With the inside information which had been placed at my disposal I was able to correct this view.

‘It was no rocker that he went off, aged relative. His actions were motivated by the soundest good sense. He wanted to get Florence out of his hair without actually telling her to look elsewhere for a mate.’

‘Don’t be an ass. He loves her.’

‘No longer. He’s switched to Magnolia Glendennon.’

‘You mean that secretary of his?’

‘That identical secretary.’

‘How do you know?’

‘He told me so himself.’

‘Well, I’ll be blowed. He finally got fed up with Florence’s bossiness, did he?’

‘Yes, I think it must have been coming on for some time without him knowing it, subconsciously as Jeeves would say. Meeting Magnolia brought it to the surface.’

‘She seems a nice girl.’

‘Very nice, according to Ginger.’

‘I must congratulate him.’

‘You’ll have to wait a bit. They’ve gone up to London.’

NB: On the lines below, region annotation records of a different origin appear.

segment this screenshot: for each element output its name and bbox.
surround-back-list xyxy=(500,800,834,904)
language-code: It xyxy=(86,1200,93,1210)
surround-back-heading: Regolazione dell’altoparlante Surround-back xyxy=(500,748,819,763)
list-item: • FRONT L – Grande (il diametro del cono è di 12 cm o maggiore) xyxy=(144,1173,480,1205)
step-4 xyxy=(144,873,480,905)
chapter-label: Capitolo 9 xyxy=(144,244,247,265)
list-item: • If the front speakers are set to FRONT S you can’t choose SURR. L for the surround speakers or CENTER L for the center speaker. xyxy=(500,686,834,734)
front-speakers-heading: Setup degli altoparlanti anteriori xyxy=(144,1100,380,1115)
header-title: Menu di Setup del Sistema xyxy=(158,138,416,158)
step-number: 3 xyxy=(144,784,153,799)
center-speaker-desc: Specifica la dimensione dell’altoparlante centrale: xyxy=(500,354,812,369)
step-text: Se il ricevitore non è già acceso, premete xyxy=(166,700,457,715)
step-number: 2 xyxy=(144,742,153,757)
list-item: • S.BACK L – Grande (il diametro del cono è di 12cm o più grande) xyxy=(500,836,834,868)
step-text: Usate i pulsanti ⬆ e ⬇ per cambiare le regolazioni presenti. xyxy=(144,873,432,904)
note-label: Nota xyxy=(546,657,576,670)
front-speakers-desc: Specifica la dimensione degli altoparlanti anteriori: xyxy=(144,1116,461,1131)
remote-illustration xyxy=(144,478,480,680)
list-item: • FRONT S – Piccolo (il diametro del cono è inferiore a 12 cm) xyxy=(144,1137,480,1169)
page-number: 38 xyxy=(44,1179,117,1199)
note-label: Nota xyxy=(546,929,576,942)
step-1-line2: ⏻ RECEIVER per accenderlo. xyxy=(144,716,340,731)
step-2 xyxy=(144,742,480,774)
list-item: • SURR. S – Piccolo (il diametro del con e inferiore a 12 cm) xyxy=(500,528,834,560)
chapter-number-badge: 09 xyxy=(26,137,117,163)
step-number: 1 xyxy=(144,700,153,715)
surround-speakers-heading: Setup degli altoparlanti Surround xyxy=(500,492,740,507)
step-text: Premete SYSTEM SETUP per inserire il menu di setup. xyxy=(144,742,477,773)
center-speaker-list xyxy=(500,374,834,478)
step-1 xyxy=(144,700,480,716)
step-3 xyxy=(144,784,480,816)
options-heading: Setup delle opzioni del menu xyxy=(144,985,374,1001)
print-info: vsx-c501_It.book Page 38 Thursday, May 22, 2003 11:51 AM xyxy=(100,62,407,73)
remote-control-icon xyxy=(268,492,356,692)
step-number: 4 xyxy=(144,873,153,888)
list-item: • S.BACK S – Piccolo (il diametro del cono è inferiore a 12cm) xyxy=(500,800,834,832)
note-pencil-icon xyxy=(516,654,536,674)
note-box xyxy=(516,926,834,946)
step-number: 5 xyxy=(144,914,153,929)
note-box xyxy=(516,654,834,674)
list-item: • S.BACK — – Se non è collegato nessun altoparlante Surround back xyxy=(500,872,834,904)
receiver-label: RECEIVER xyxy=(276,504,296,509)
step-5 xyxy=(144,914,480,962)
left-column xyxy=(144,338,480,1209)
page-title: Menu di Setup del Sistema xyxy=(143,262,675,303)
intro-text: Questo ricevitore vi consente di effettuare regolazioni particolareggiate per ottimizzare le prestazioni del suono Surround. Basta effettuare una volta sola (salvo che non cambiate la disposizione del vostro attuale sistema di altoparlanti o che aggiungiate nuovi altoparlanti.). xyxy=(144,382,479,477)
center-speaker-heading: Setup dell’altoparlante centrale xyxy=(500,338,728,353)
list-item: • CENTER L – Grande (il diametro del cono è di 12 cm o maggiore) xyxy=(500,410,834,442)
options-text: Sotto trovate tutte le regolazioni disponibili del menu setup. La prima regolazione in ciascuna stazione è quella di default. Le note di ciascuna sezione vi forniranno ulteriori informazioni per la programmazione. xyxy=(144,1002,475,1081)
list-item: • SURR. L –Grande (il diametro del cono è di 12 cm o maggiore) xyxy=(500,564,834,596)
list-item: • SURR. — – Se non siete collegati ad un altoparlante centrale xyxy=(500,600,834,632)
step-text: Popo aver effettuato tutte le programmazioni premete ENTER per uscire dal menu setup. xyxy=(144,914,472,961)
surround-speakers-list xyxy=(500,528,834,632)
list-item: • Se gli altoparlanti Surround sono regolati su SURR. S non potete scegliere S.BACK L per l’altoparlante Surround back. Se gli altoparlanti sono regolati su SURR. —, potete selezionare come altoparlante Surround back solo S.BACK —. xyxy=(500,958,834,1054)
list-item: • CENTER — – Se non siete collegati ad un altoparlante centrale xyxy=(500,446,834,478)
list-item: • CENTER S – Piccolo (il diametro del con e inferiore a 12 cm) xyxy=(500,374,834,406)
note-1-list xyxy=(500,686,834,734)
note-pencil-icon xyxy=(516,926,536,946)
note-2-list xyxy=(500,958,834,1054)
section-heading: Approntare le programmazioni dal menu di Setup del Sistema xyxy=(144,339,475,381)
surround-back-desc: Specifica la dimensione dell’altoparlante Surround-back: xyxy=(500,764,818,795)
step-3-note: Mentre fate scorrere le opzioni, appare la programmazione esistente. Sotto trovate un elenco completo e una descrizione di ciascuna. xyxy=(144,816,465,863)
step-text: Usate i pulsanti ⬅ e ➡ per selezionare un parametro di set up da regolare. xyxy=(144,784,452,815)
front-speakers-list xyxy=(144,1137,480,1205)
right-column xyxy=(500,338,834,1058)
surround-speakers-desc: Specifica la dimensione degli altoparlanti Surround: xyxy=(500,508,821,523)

‘So have Spode and Madeline. And Runkle ought to be leaving soon. It’s like one of those great race movements of the Middle Ages I used to read about at school. Well, this is wonderful. Pretty soon it’ll be safe for Tom to return to the nest. There’s still Florence, of course, but I doubt if she will be staying on. My cup runneth over, young Bertie. I’ve missed Tom sorely. Home’s not home without him messing about the place. Why are you staring at me like a halibut on a fishmonger’s slab?’

I had not been aware that I was conveying this resemblance to the fish she mentioned, but my gaze had certainly been on the intent side, for her opening words had stirred me to my depths.

‘Did you say,’ I – yes, I suppose, vociferated would be the word, ‘that Spode and Madeline Bassett had gone to London?’

‘Left half an hour ago.

‘Together?’

‘Yes, in his car.’

‘But Spode told me she had given him the push.’

‘She did, but everything’s all right again. He’s not going to give up his title and stand for Parliament. Getting hit in the eye with that potato changed his plans completely. It made him feel that if that was the sort of thing you have to go through to get elected to the House of Commons, he preferred to play it safe and stick to the House of Lords. And she, of course, assured that there was going to be no funny business and that she would become the Countess of Sidcup all right, withdrew her objections to marrying him. Now you’re puffing like Tom when he goes upstairs too fast. Why is this?